The Ghost in the Machine: What 20 Years in Infosec Taught Me About AI Agent Security

In my twenty years in information security, I’ve witnessed the rise and fall of countless technologies. I’ve seen “silver bullets” come and go, but I have never encountered a technology that evolves with the blistering pace of Large Language Models (LLMs). We are no longer watching a standard software lifecycle; we are watching a weekly metamorphosis.

At NopSec, we have performed extensive security research and assessments against complex AI agent architectures utilizing Model Context Protocol (MCP) tools—including our own in-house solutions. What we observed was a sobering reminder that while the technology is cutting-edge, the vulnerabilities remain classic: over-trust, permissive defaults, and the dangerous fallacy of treating a language model as a security firewall.

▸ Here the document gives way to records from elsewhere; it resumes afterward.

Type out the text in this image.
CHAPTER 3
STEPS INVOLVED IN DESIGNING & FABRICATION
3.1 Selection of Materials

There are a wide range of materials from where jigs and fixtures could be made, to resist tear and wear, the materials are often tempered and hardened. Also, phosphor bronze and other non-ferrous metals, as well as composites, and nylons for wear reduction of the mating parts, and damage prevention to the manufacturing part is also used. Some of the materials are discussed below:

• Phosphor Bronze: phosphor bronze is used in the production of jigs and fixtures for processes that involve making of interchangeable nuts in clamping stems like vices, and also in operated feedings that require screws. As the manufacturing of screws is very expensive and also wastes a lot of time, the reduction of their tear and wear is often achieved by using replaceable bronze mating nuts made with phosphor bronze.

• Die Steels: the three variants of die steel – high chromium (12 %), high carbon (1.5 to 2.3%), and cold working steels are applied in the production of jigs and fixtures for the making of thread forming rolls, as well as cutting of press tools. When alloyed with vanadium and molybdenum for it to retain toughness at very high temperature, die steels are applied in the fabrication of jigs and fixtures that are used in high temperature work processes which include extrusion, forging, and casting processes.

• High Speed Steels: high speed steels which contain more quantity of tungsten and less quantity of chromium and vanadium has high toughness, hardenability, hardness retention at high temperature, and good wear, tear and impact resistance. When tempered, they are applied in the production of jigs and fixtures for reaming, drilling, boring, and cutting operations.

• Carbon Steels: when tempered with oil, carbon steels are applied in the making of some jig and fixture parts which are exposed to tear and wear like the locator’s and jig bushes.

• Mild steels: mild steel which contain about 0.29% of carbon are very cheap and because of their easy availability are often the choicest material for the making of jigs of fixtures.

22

Methodology: Probing the Agentic Trust Boundary

When assessing AI agents, we cannot look at the LLM in isolation. We must evaluate the Agentic Workflow—the ecosystem of “tools” and “servers” that allow the AI to interact with the real world (databases, file systems, and APIs).

Our assessment methodology focuses on the “Handshake” between the AI and its tools:

• Tool-Layer Authentication: Can we bypass the AI interface to interact directly with the underlying tool APIs?
• Input Sanitization: Do the tools rely on the AI to “behave,” or do they implement their own protection against traditional vectors like command infection or direction object references?
• Adversarial Coercion: Can we use social engineering tactics to “jailbreak” the AI’s system instructions and force it to abuse its own permissions?

The Surprising Reality of “Sycophantic Helpfulness”

The most striking discovery in our recent research wasn’t a technical bug, but a behavioral one inherent to many modern LLMs: Sycophancy. Most models are fine-tuned to be as helpful as possible. While this makes for a great user experience, it creates a massive security loophole.

We found that even with robust “system prompts” designed to prevent malicious activity, these guardrails are often “soft” constraints. By adopting the persona of an authorized but “stressed” employee, or framing a malicious request as a “critical system fix,” we were able to convince the AI to bypass its own safety training. Once “convinced,” the AI acted as an unauthenticated proxy, executing privileged commands and exfiltrating data—all while believing it was simply being helpful.

The Fatal Flaw: The LLM is Not a Security Control

This emergent industry currently maintains a tenuous over-reliance on the LLM as a primary security layer. Our research revealed that AI judgment is a supplement to, not a replacement for, rigorous system controls.

In many environments, the last line of defense is the AI’s ‘ethics.’ When that fails—as it inevitably does under pressure—there are often no technical backstops. If an AI tool is ‘open-ended’ (e.g., capable of running arbitrary system commands), once the LLM is subverted, an attacker gains the full permissions of the MCP tools that connect and extend the agent’s reach across the enterprise.

A Tale of Two Architectures: The Value of Constraints

The most encouraging part of our research is that we’ve seen what “good” looks like. In the same environments where open-ended tools were easily exploited, we identified “Gold Standard” patterns that remained resilient:

• Hardened Scoping: Tools that utilize whitelists to restrict the AI to specific views, command, or directories.
• Automatic Sanitization: Backend code that proactively blocks dangerous keywords (like administrative stored procedures) before the query ever hits the database.
• Metadata Separation: Architectures that allow the AI to “see” the schema (how the data is organized) without granting it the keys to “read” the sensitive records themselves unless explicitly authorized.

Moving at the Speed of AI: Future-Proofing Security

As new language models are released at a breakneck speed, our security strategies must become model-agnostic. We cannot assume that “Version 4.7” will be safer than “Version 4.5.” Instead, we must harden the environment the AI inhabits.

• Zero-Trust for Tools: Every tool should assume the LLM has been compromised. Every request from the AI must be sanitized and validated as if it came from a malicious user.
• Micro-Tools Over Multi-Tools: Move away from “Swiss Army Knife” tools. Security is found in single-purpose, constrained endpoints that only have access to the data required for a specific task.
• The Human-in-the-Loop: For high-risk operations, re-insert the human. AI can suggest a database change, but a human (or a secondary, non-LLM security layer) must provide the final authorization.

Conclusion

The speed of AI advancement is breathtaking, but my 20 years in this field have taught me that fundamentals always win: Trust, but verify; and then, don’t trust at all. The goal for modern organizations shouldn’t just be to build a smarter AI, but to build a more resilient platform that remains secure even when the AI makes a mistake. In the world of Agentic AI, the most dangerous vulnerability isn’t a line of code—it’s the assumption that the machine can secure itself.